Of course it does all the basics—reading and writing RDF files of various formats, combining multiple files, printing all the results out in a pretty format. Naturally, it can also search through the resulting data to answer your questions in much the same way SPARQL does.

But cwm goes a step further. It doesn’t just search through data; it thinks about it. cwm can follow logical rules; take this one for example:

{ ?x a :Man } => { ?x :mortality :mortal } .

(If something is a man, then it’s mortal.) Feed this into cwm, along with:

:Socrates a :Man .

And it will logically deduce that Socrates is mortal. Such rulesets obviously have all sorts of uses, from logical parlor games to actual programming. But one obvious use is providing conversions between different RDF formats. Imagine two schemas: “joe:”, which has “small”, “medium”, and “large” and “starbucks:” which has “short”, “tall”, “grande”, and “venti”. Now we can just write a few rules to convert between them:

{ ?x joe:size joe:small } <=> { ?x starbucks:size starbucks:tall } .

{ ?x joe:size joe:medium } <=> { ?x starbucks:size starbucks:grande } .

{ ?x joe:size joe:large } <=> { ?x starbucks:size starbucks:venti } .

Feed these rules into cwm, along with the data in one format, and cwm will “think” about it and spit out data in the other format.

But cwm can do much more than just basic logical inference. It also has a wide variety of built-ins, that can do everything from mathematical processing to advanced cryptography. With them, and some clever rules, you can even build entire programs using cwm.

Incidentally, none of this is new—nearly all this stuff was written in 2001.

cwm is also smart enough to go onto the Web and find more rules like these, crawling through web pages for more bits of RDF to make it smarter. Following links and URLs and getting more data, it can surf the Web for data in the same way a bored teenager surfs the Web for fun.

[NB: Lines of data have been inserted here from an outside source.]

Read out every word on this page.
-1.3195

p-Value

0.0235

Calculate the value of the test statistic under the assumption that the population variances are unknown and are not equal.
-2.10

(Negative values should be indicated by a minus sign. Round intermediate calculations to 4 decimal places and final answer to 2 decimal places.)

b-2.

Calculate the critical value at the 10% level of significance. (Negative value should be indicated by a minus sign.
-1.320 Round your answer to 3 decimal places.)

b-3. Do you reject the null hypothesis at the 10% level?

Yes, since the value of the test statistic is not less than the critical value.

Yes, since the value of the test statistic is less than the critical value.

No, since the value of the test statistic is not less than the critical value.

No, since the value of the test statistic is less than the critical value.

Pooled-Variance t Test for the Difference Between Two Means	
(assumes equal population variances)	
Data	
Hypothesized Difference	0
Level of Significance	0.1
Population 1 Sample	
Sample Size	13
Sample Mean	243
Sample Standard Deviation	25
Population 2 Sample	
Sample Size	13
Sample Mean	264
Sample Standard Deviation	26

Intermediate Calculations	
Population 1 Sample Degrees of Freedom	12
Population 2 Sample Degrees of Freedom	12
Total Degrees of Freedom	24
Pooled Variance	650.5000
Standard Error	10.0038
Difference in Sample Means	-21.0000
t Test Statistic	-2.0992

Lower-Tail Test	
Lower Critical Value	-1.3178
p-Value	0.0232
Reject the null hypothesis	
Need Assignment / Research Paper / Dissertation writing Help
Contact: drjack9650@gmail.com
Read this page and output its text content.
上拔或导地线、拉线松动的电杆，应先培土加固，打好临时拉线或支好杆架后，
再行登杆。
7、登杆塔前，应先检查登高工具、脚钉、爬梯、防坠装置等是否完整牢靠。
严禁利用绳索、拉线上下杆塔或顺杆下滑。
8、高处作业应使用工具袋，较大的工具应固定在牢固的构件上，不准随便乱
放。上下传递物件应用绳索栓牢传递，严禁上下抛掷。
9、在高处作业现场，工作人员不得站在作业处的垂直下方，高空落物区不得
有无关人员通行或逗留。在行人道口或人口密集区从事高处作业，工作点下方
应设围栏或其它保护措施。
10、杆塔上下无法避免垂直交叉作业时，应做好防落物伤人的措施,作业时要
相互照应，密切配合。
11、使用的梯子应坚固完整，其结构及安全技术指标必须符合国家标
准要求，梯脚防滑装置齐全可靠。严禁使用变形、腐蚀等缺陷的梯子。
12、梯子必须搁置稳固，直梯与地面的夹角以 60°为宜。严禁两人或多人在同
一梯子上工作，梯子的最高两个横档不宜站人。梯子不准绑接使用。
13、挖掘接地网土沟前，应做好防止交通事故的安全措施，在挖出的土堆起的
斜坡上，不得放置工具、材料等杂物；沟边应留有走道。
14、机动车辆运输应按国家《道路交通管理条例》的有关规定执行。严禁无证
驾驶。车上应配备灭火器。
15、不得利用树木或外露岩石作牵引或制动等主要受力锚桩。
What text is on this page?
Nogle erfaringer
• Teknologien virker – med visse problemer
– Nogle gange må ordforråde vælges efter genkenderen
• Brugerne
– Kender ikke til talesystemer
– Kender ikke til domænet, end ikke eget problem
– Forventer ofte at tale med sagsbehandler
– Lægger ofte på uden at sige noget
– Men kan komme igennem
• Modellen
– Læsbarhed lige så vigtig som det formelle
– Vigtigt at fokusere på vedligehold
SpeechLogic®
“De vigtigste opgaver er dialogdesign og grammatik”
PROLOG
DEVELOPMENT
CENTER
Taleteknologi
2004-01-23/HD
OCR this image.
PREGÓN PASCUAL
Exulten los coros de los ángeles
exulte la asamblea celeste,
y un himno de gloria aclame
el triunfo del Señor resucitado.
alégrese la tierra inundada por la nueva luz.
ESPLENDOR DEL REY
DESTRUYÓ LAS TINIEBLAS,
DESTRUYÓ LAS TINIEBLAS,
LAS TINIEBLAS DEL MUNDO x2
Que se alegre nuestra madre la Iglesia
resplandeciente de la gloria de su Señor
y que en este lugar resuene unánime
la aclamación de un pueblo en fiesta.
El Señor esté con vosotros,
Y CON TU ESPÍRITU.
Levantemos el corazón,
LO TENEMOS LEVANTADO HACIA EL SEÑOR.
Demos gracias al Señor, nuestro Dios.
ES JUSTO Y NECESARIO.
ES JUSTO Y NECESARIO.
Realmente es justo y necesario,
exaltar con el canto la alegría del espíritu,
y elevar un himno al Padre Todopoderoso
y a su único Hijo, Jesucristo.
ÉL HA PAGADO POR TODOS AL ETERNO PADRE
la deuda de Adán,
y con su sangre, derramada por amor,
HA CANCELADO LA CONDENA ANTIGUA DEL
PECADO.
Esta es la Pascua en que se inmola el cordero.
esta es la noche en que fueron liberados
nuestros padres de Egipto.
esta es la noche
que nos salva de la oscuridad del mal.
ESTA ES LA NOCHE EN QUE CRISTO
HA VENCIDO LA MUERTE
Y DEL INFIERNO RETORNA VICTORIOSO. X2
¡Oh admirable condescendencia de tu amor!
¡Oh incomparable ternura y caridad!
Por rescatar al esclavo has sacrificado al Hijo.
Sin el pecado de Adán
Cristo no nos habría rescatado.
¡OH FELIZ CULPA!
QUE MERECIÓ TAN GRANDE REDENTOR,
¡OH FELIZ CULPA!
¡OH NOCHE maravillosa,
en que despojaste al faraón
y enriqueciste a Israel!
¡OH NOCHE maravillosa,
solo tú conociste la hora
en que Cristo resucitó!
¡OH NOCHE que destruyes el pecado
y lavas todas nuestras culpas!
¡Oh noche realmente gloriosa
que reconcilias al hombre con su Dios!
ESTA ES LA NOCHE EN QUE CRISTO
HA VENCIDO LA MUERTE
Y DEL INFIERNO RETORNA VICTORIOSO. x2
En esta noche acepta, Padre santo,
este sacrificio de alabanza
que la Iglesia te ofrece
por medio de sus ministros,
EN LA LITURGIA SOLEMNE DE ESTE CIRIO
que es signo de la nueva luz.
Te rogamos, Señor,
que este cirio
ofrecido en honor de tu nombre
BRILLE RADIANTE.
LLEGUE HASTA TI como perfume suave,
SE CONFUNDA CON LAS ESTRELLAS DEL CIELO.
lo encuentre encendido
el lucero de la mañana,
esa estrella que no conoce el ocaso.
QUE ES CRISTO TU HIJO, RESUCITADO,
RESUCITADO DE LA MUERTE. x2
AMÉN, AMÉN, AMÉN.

If you’re interested in giving this process a spin for yourself, you can try Tim’s latest project: the Tabulator. It’s a little add-on to your web browser that lets it see RDF documents in addition to regular web pages. Suddenly documents aren't just a list of boring tags or text, but a pathway of clickable links you can follow to your heart's content. (And, with later versions, you can even edit some of the fields.)

One can imagine tools like cwm and Tabulator sitting behind the applications we use every day, enhancing them with knowledge drawn from the wider Web.

For that's the real idea behind the Semantic Web: letting software use the vast collective genius embedded in its published pages. Think of all the places software uses APIs or databases: your spellchecker queries a website to find the definition of a word, your addressbook does a search to see if your friends are online, your calendar downloads a page to keep you posted on upcoming events. Now, imagine these programs weren't limited to one particular site, but could draw on the intelligence of the Internet at large.

Your spellchecker can suggest related or alternate words, or just keep up to date with the latest slang. Your address book can tell you where your friends are right now and what they've been up to lately. Your calendar can keep an eye out for events you might be interested in.

It's easy to make fun of these kinds of visions. My father, upon seeing such demos, always used to ask, "But why does your toaster need to know about stock prices?" And perhaps, ultimately, they're not worth all the effort. But the Semantic Web is based on bet, a bet that giving the world tools to easily collaborate and communicate will lead to possibilities so wonderful we can scarcely even imagine them right now.

Sure, it sounds a little bit crazy. But it paid off the last time they made that gamble: we ended up with a little thing called the World Wide Web. Let's see if they can do it again.